Last Updated on 04/01/2022 by Sanskriti
According to research published by AhnLab ASEC, users should avoid using the auto-login option included in many popular web browsers.
On cybercrime forums, the RedLine stealer is commodity spyware that can be acquired for $200.
Hackers are targeting login data files saved on Chromium-based web browsers and SQLite databases containing usernames and passwords with the virus.
It is a severe security problem that affects both enterprises and individual users, according to experts.
RedLine virus, in addition to stealing passwords, offers several other security risks.
Even if a user chooses to save credentials in the browser, the infected machine’s password management system creates a record to suggest that the specific website is banned.
If the attacker is unable to obtain the credentials for this banned account, they will be aware of its existence, allowing them to conduct assaults such as credential stuffing, social engineering, or phishing.
The attackers either use the credentials in future assaults or sell them on dark web marketplaces after obtaining them.

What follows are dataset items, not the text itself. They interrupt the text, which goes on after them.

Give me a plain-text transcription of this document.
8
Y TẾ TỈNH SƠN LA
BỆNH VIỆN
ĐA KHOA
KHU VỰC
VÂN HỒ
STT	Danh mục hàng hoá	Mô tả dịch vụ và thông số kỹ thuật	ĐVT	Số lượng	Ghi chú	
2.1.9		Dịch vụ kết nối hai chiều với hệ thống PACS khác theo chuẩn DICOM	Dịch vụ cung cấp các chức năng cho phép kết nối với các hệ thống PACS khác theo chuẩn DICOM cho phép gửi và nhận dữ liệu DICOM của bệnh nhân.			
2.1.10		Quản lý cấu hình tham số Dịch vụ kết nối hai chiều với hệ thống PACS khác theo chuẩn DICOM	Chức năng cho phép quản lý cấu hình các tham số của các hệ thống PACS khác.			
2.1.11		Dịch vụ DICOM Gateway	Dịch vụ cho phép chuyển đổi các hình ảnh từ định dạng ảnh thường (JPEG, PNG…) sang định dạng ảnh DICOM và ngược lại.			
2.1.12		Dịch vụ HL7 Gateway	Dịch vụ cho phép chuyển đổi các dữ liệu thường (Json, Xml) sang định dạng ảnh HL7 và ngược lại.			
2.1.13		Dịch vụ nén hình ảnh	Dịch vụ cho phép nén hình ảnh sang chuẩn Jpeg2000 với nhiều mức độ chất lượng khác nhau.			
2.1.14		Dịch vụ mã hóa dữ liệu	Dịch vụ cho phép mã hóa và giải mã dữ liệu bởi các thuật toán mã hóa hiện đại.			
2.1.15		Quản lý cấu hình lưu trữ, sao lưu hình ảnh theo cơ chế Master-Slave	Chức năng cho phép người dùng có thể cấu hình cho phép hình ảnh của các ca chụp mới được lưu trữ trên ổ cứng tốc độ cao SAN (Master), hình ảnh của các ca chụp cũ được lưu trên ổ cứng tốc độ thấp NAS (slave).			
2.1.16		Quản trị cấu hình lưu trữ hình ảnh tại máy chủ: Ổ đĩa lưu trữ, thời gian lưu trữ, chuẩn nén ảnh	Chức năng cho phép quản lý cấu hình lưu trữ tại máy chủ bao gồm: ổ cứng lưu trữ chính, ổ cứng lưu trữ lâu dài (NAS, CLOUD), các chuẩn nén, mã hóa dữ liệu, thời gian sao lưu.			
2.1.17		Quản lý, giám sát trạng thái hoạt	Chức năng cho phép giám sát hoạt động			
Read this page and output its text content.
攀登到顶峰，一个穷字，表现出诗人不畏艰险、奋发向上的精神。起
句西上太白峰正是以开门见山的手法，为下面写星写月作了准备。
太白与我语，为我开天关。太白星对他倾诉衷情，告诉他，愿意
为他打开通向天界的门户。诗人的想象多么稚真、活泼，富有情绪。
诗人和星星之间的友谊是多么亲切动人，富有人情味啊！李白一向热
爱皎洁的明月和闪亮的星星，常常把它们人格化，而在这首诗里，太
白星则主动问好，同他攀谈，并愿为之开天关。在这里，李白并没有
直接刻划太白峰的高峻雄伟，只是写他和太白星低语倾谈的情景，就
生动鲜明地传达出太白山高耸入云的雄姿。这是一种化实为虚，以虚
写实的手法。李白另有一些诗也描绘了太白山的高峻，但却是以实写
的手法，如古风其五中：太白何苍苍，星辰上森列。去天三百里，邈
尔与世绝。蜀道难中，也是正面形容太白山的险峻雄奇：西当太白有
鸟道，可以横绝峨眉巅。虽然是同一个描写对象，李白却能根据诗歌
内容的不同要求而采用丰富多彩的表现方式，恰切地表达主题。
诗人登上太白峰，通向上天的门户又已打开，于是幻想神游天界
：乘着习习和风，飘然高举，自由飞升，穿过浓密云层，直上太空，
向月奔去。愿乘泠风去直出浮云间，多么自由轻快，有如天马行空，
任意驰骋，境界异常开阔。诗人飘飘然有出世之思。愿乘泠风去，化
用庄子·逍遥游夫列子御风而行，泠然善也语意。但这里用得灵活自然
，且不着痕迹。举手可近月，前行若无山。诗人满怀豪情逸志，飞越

The RedLine virus was recently downloaded and installed utilizing Excel XLL files in a contact form spamming operation.
Furthermore, researchers discovered that the 2easy dark web marketplace is becoming increasingly popular, with RedLine stealer accounting for half of the data traded.
The use of the auto-login option to keep login information in web browsers is dangerous, according to a new RedLine research. As a result, users are advised to utilize a third-party or specialized password manager that stores login information in an encrypted vault and needs a password to access.